In filariasis the infectivity of the appropriate mosquito vector is not consistent with the microfilarial density of the host. The reason may be attributed such factors as the time of microfilarial appearance in the peripheral blood of the host, the time of maximum biting activity of the arthropod vector, or the morphological adaptation of the feeding mechanism of the vector.

However, it is quite puzzling to see why the number of microfilariae taken up by mosquitoes is subjected such a great variation, even though the same batch of mosquitoes are fed on the same filarial host under same laboratory conditions. The experiment was designed to observe more detail aspect of this relation.

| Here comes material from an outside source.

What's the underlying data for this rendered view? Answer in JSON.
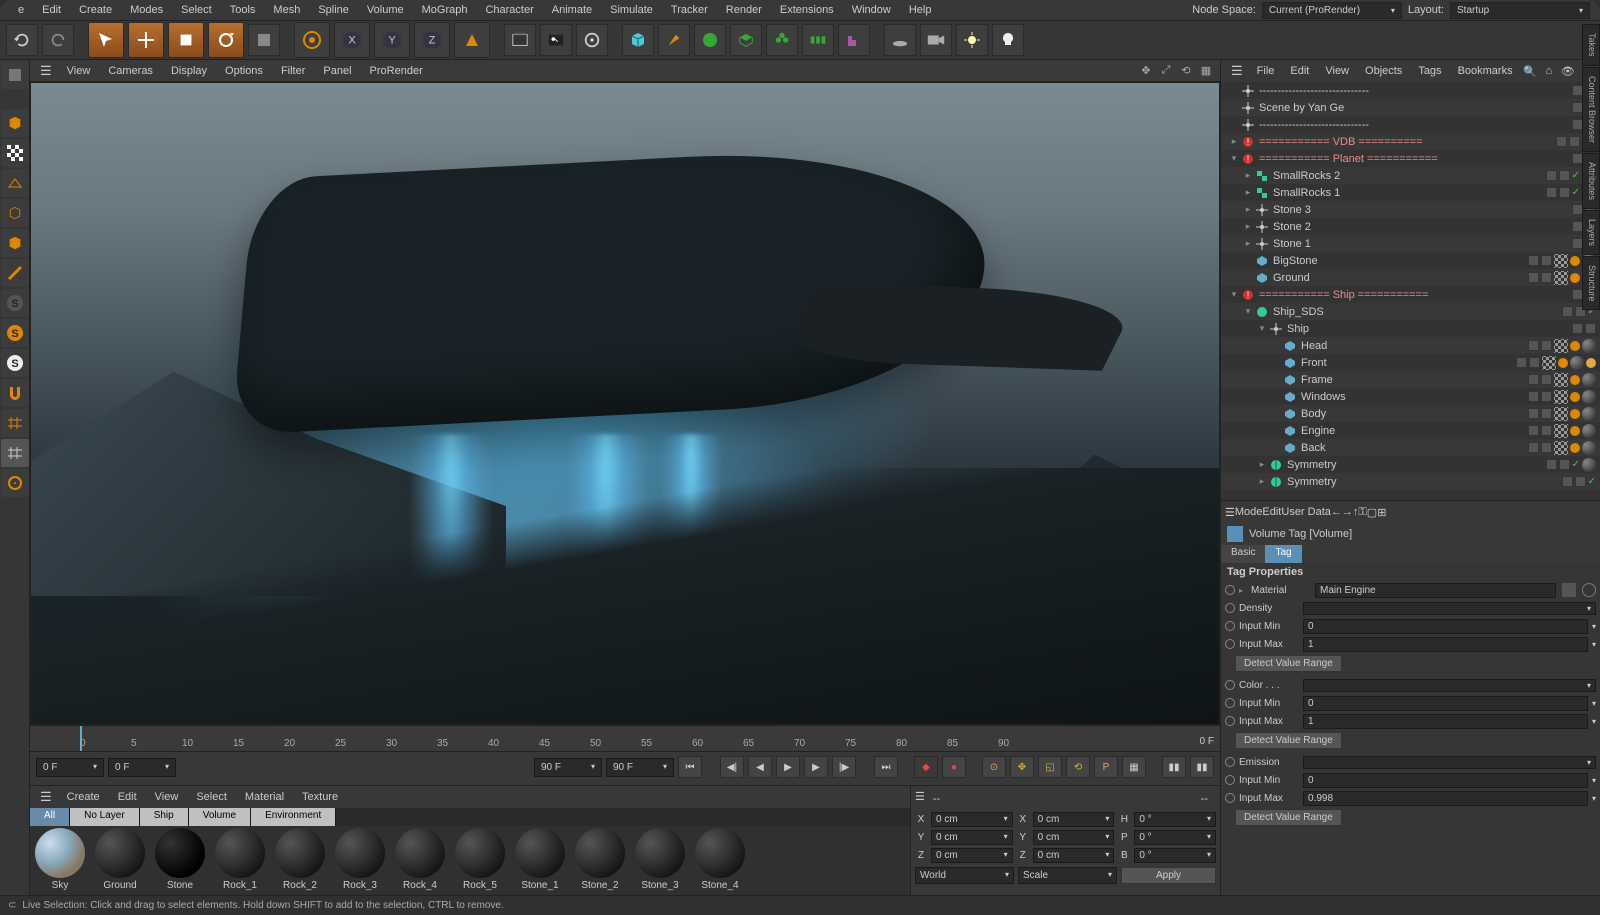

Adult Aedes togoi (Theobald, 1907) mosquitoes were reared from egg rafes colonized in an insectary. Animals used were Taiwan monkeys, Macaca cyclopsis which had been artificially infected with Wucheria malayi. The animals showed the microfilarial counts as low as nil to ten per slide of 20 cmm³ of blood, which seem to be rather fortunate for this kind of work. The microfilarial density of each animal was counted by taking each ten smears of 20 cmm³ of peripheral blood the ear lobes before and after mosquito bite. Feeding were done in two occations, during 1600-1630 and 1900-1930 hours of the same day. The monkeys were immobilized and a rayon cage, housed 100 female mosquitoes for two days starvation, was exposed to the shaved abdomen of each animal. Fully engorged mosquitoes were transferred to a square rearing cage, which was later placed in the insectary, where kept temperature of 23-27degree C and relative humidity of 80-85 per cent. It was found that filarial larvae of the mosquito body usually develop to the third or infective stage in about 10 days after blood meal under these conditions. Daily dissections were made of these mosquitoes, either living or dead, after one week of rearing. Analysing of the result, the following conclusion was made.

The rate and intensity of infection in mosquitoes are not directly related to the blood counts of microfilariae of the host animals. This is perhaps due to fluctuations of microbial outflow in the peripheral blood of individual animals. The reason of this would be no doubt due to a patch type of microfilarial distribution in the host blood.